Barcelonesa nacida en Argentina, la autora lleva ya varios años instalada en Madrid, y en ella, igual que conviven diferentes identidades, también lo hacen unas cuantas almas culturales. Porque Lijtmaer puede hablar con la misma pasión y conocimiento de causa del caso Britney Spears y de Virginia Woolf, de antropología urbana y del psicoanálisis que lleva en los genes, de Suede y de Missy Elliott. En la novela que publica ahora con Anagrama, Cauterio, confluyen varias de esas vetas, y es un libro destinado a colocarla en la primera línea de nuestra literatura. Una historia que en realidad son dos, entrecruzadas en capítulos consecutivos. La primera narra la odisea de una mujer joven, en la Barcelona de hace pocos años, que vive aniquilada por el desamor con un hombre que no la trata bien. La segunda nos lleva a la Nueva Inglaterra puritana del siglo XVII, y nos presenta a unos personajes históricos femeninos que se salieron de la norma. Ambos relatos describen, con maestría narrativa y salpicados de retazos de humor, terror y aventura, los esfuerzos que las mujeres llevan siglos haciendo por ser libres. No solo respecto de los hombres, sus poderes y sus religiones, sino también respecto de la misma idea del amor.

¿Con cuál de las dos historias empezó todo?

Todo empezó con dos imágenes que tenía en la cabeza y no se me iban: la de una mujer en una isla, enterrada, lejos de casa. Y también la de un animal que se estrella contra un cristal. Dos imágenes paralelas que tenían en común la idea de aislamiento. Y pensaba, ¿quién es esta mujer? Por otra parte, siempre me ha interesado la historia de los primeros puritanos en Estados Unidos, y me puse a investigar.
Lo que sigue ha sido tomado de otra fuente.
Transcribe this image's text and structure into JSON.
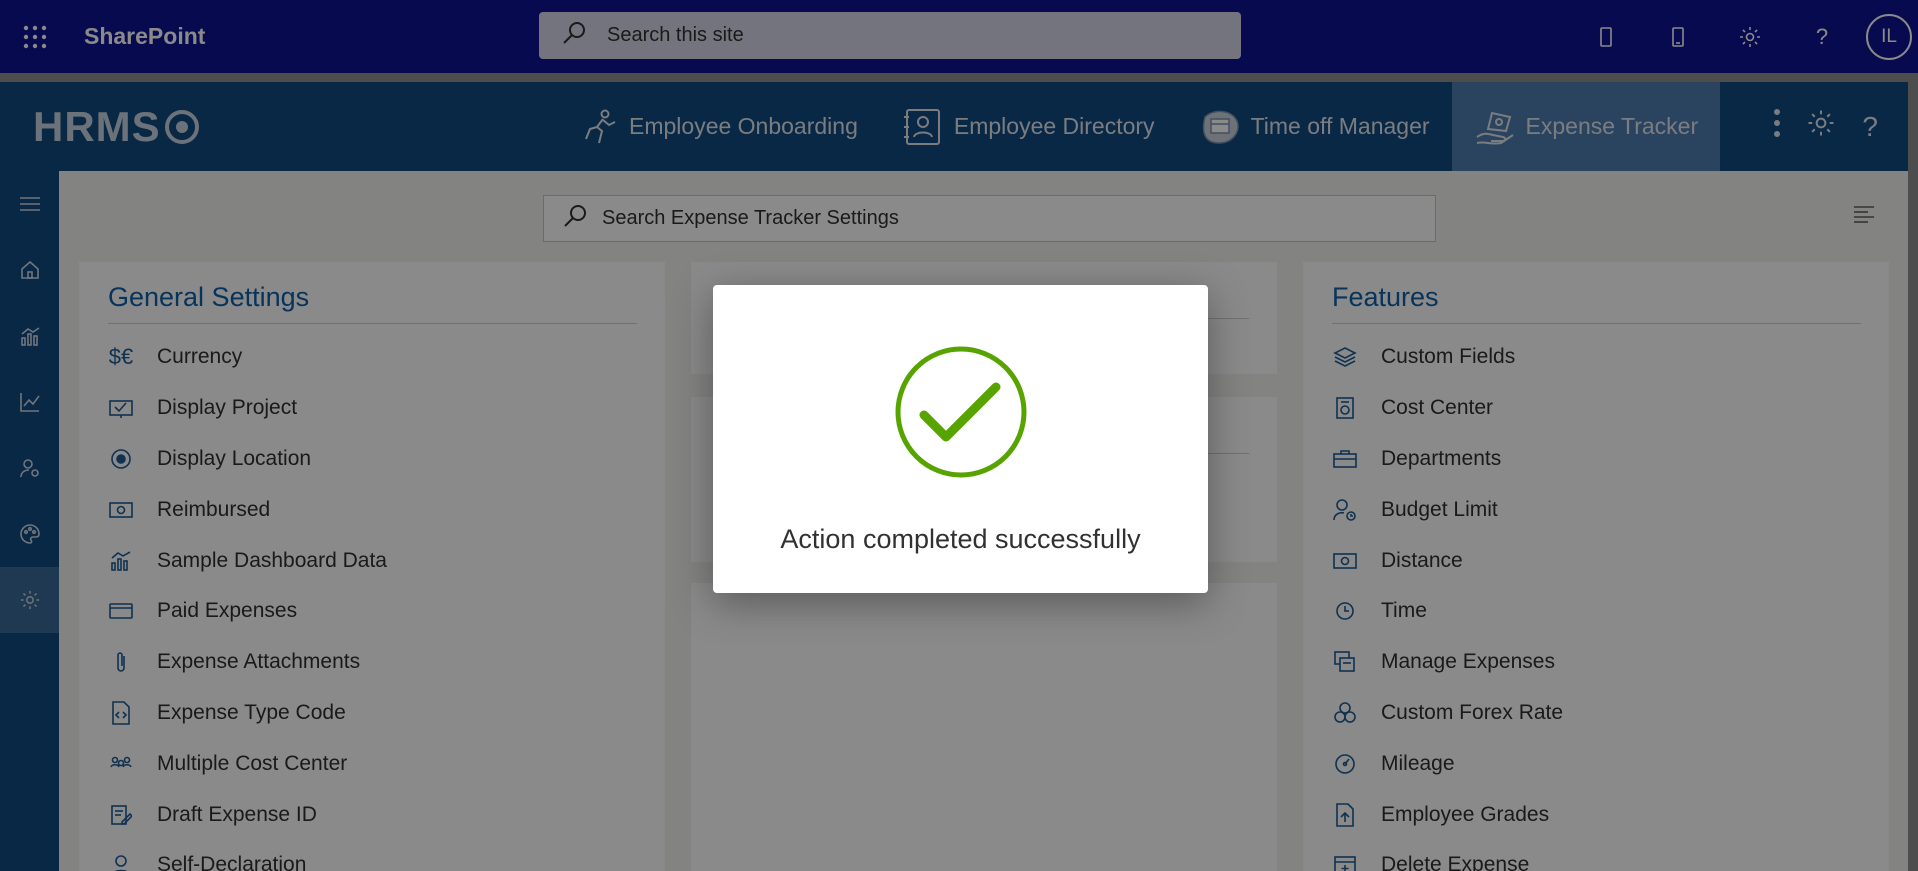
{
  "suitebar": {
    "brand": "SharePoint",
    "search_placeholder": "Search this site",
    "avatar_initials": "IL"
  },
  "hrms": {
    "logo": "HRMS",
    "nav": [
      {
        "label": "Employee Onboarding",
        "icon": "onboarding-icon"
      },
      {
        "label": "Employee Directory",
        "icon": "directory-icon"
      },
      {
        "label": "Time off Manager",
        "icon": "timeoff-icon"
      },
      {
        "label": "Expense Tracker",
        "icon": "expense-icon",
        "active": true
      }
    ]
  },
  "rail": [
    "menu-icon",
    "home-icon",
    "dashboard-icon",
    "reports-icon",
    "user-settings-icon",
    "palette-icon",
    "settings-icon"
  ],
  "settings_search": {
    "placeholder": "Search Expense Tracker Settings"
  },
  "general": {
    "title": "General Settings",
    "items": [
      {
        "label": "Currency",
        "icon": "currency-icon"
      },
      {
        "label": "Display Project",
        "icon": "project-icon"
      },
      {
        "label": "Display Location",
        "icon": "location-icon"
      },
      {
        "label": "Reimbursed",
        "icon": "money-icon"
      },
      {
        "label": "Sample Dashboard Data",
        "icon": "chart-icon"
      },
      {
        "label": "Paid Expenses",
        "icon": "card-icon"
      },
      {
        "label": "Expense Attachments",
        "icon": "paperclip-icon"
      },
      {
        "label": "Expense Type Code",
        "icon": "code-file-icon"
      },
      {
        "label": "Multiple Cost Center",
        "icon": "people-icon"
      },
      {
        "label": "Draft Expense ID",
        "icon": "draft-icon"
      },
      {
        "label": "Self-Declaration",
        "icon": "person-icon"
      }
    ]
  },
  "features": {
    "title": "Features",
    "items": [
      {
        "label": "Custom Fields",
        "icon": "layers-icon"
      },
      {
        "label": "Cost Center",
        "icon": "cost-center-icon"
      },
      {
        "label": "Departments",
        "icon": "briefcase-icon"
      },
      {
        "label": "Budget Limit",
        "icon": "budget-icon"
      },
      {
        "label": "Distance",
        "icon": "distance-icon"
      },
      {
        "label": "Time",
        "icon": "clock-icon"
      },
      {
        "label": "Manage Expenses",
        "icon": "manage-icon"
      },
      {
        "label": "Custom Forex Rate",
        "icon": "forex-icon"
      },
      {
        "label": "Mileage",
        "icon": "gauge-icon"
      },
      {
        "label": "Employee Grades",
        "icon": "grades-icon"
      },
      {
        "label": "Delete Expense",
        "icon": "calendar-delete-icon"
      }
    ]
  },
  "dialog": {
    "message": "Action completed successfully",
    "icon": "success-check-icon",
    "accent": "#57a300"
  },
  "colors": {
    "suitebar": "#0d1492",
    "hrms_bar": "#0f4a80",
    "title": "#0f5fa8"
  }
}
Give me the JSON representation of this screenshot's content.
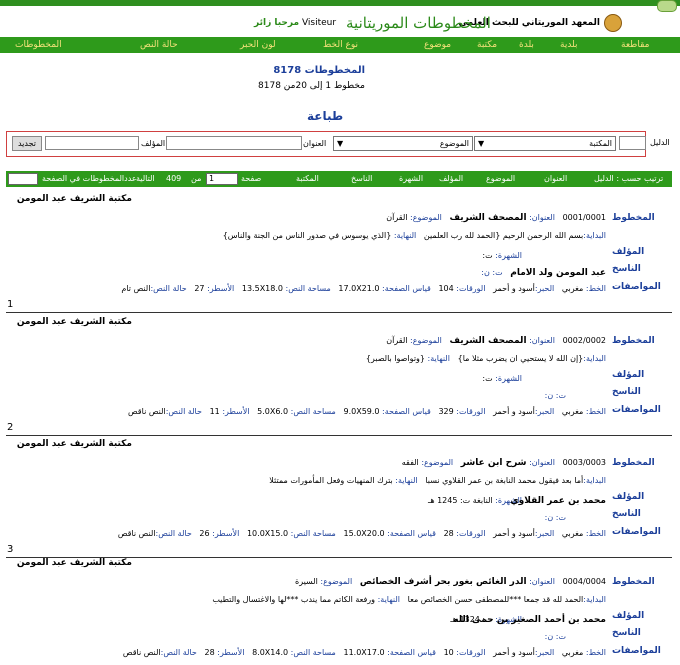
{
  "header": {
    "institute": "المعهد الموريتاني للبحث العلمي",
    "brand": "المخطوطات الموريتانية",
    "welcome_prefix": "مرحبا زائر",
    "visitor": "Visiteur"
  },
  "nav": {
    "items": [
      "مقاطعة",
      "بلدية",
      "بلدة",
      "مكتبة",
      "موضوع",
      "نوع الخط",
      "لون الحبر",
      "حالة النص",
      "المخطوطات"
    ]
  },
  "count": {
    "title": "المخطوطات 8178",
    "subtitle": "مخطوط 1 إلى 20من 8178"
  },
  "print_label": "طباعة",
  "search": {
    "guide_label": "الدليل",
    "library_select": "المكتبة",
    "subject_select": "الموضوع",
    "title_label": "العنوان",
    "author_label": "المؤلف",
    "renew_button": "تجديد"
  },
  "pager": {
    "sort_by": "ترتيب حسب : الدليل",
    "cols": [
      "العنوان",
      "الموضوع",
      "المؤلف",
      "الشهرة",
      "الناسخ",
      "المكتبة"
    ],
    "page_label": "صفحة",
    "page_value": "1",
    "of_label": "من",
    "total_pages": "409",
    "next_label": "التالية",
    "per_page_label": "عددالمخطوطات في الصفحة"
  },
  "labels": {
    "manuscript": "المخطوط",
    "author": "المؤلف",
    "copyist": "الناسخ",
    "specs": "المواصفات",
    "title_k": "العنوان:",
    "subject_k": "الموضوع:",
    "start_k": "البداية:",
    "end_k": "النهاية:",
    "fame_k": "الشهرة:",
    "script_k": "الخط:",
    "ink_k": "الحبر:",
    "papers_k": "الورقات:",
    "page_size_k": "قياس الصفحة:",
    "text_area_k": "مساحة النص:",
    "lines_k": "الأسطر:",
    "state_k": "حالة النص:"
  },
  "records": [
    {
      "library": "مكتبة الشريف عبد المومن",
      "code": "0001/0001",
      "title": "المصحف الشريف",
      "subject": "القرآن",
      "start": "بسم الله الرحمن الرحيم {الحمد لله رب العلمين",
      "end": "{الذي يوسوس في صدور الناس من الجنة والناس}",
      "fame": "ت:",
      "author": "",
      "copyist": "عبد المومن ولد الامام",
      "copyist_date": "ت: ن:",
      "script": "مغربي",
      "ink": "أسود و أحمر",
      "papers": "104",
      "page_size": "17.0X21.0",
      "text_area": "13.5X18.0",
      "lines": "27",
      "state": "النص تام",
      "index": "1"
    },
    {
      "library": "مكتبة الشريف عبد المومن",
      "code": "0002/0002",
      "title": "المصحف الشريف",
      "subject": "القرآن",
      "start": "{إن الله لا يستحيي ان يضرب مثلا ما}",
      "end": "{وتواصوا بالصبر}",
      "fame": "ت:",
      "author": "",
      "copyist": "",
      "copyist_date": "ت: ن:",
      "script": "مغربي",
      "ink": "أسود و أحمر",
      "papers": "329",
      "page_size": "9.0X59.0",
      "text_area": "5.0X6.0",
      "lines": "11",
      "state": "النص ناقص",
      "index": "2"
    },
    {
      "library": "مكتبة الشريف عبد المومن",
      "code": "0003/0003",
      "title": "شرح ابن عاشر",
      "subject": "الفقه",
      "start": "أما بعد فيقول محمد النابغة بن عمر القلاوي نسبا",
      "end": "بترك المنهيات وفعل المأمورات ممتثلا",
      "fame": "النابغة",
      "fame_date": "ت: 1245 هـ",
      "author": "محمد بن عمر القلاوي",
      "copyist": "",
      "copyist_date": "ت: ن:",
      "script": "مغربي",
      "ink": "أسود و أحمر",
      "papers": "28",
      "page_size": "15.0X20.0",
      "text_area": "10.0X15.0",
      "lines": "26",
      "state": "النص ناقص",
      "index": "3"
    },
    {
      "library": "مكتبة الشريف عبد المومن",
      "code": "0004/0004",
      "title": "الدر الغائص بغور بحر أشرف الخصائص",
      "subject": "السيرة",
      "start": "الحمد لله قد جمعا ***للمصطفى حسن الخصائص معا",
      "end": "ورفعة الكاتم مما يندب ***لها والاغتسال والتطيب",
      "fame": "ت: 1324 هـ",
      "author": "محمد بن أحمد الصغير بن حمى الله",
      "copyist": "",
      "copyist_date": "ت: ن:",
      "script": "مغربي",
      "ink": "أسود و أحمر",
      "papers": "10",
      "page_size": "11.0X17.0",
      "text_area": "8.0X14.0",
      "lines": "28",
      "state": "النص ناقص",
      "index": ""
    }
  ],
  "colors": {
    "green": "#2e9a1b",
    "link_blue": "#1c3f9a",
    "nav_text": "#f4e27a"
  }
}
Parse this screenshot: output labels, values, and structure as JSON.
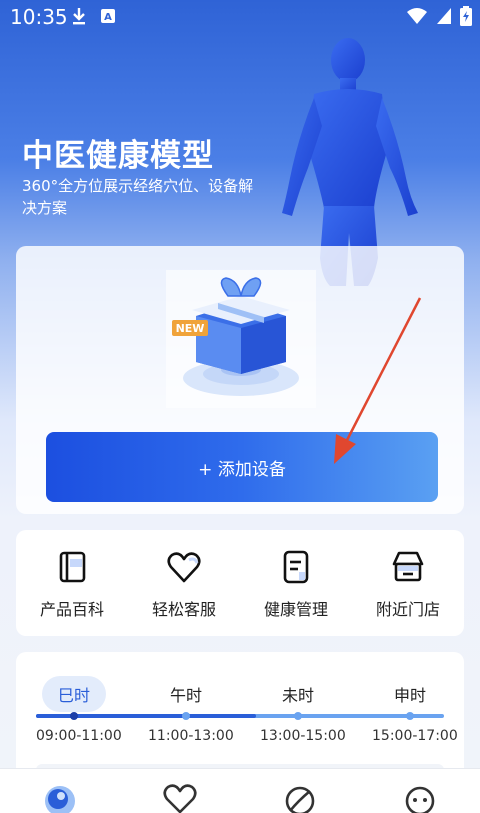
{
  "status_bar": {
    "time": "10:35",
    "icons": [
      "download-icon",
      "font-badge-icon",
      "wifi-icon",
      "cellular-icon",
      "battery-charging-icon"
    ]
  },
  "hero": {
    "title": "中医健康模型",
    "subtitle": "360°全方位展示经络穴位、设备解决方案"
  },
  "device_card": {
    "gift_badge": "NEW",
    "add_button_label": "+ 添加设备"
  },
  "quick_actions": [
    {
      "label": "产品百科",
      "icon": "book-icon"
    },
    {
      "label": "轻松客服",
      "icon": "heart-icon"
    },
    {
      "label": "健康管理",
      "icon": "document-icon"
    },
    {
      "label": "附近门店",
      "icon": "store-icon"
    }
  ],
  "meridian_times": {
    "periods": [
      {
        "name": "巳时",
        "range": "09:00-11:00",
        "active": true
      },
      {
        "name": "午时",
        "range": "11:00-13:00",
        "active": false
      },
      {
        "name": "未时",
        "range": "13:00-15:00",
        "active": false
      },
      {
        "name": "申时",
        "range": "15:00-17:00",
        "active": false
      }
    ]
  },
  "bottom_nav": [
    {
      "icon": "home-globe-icon",
      "active": true
    },
    {
      "icon": "heart-icon",
      "active": false
    },
    {
      "icon": "leaf-icon",
      "active": false
    },
    {
      "icon": "profile-face-icon",
      "active": false
    }
  ],
  "colors": {
    "brand_blue": "#2a5ed8",
    "button_gradient_start": "#1c4fe0",
    "button_gradient_end": "#5aa0f2",
    "arrow_red": "#e0472f"
  }
}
Ya conocía la historia de Anne Hutchinson, que fue una de las primeras disidentes dentro del puritanismo. Pero encontré que había otra mujer, Deborah Moody, que había hecho el mismo tránsito pero era mucho menos conocida, y su historia menos trágica. Deborah había logrado montar su propia comunidad, y había fundado lo que hoy se conoce como Gravesend, en Brooklyn (Nueva York). Ella hizo el primer trazado urbanístico moderno y fue considerada la mujer más peligrosa del mundo en ese momento. Cuando dí con Deborah Moody dije: ya lo tengo. Esta mujer es ella.

¿Y la otra?

Estaba en Barcelona, a finales de 2019, y me vino la idea de esa voz que representa a todo este cúmulo de mujeres que yo he conocido, de mi generación, que pueden contar una historia mucho más contemporánea de lo que les pasa en torno a la idea del amor. Del amor como trampa para las mujeres, que es un poco la idea del libro.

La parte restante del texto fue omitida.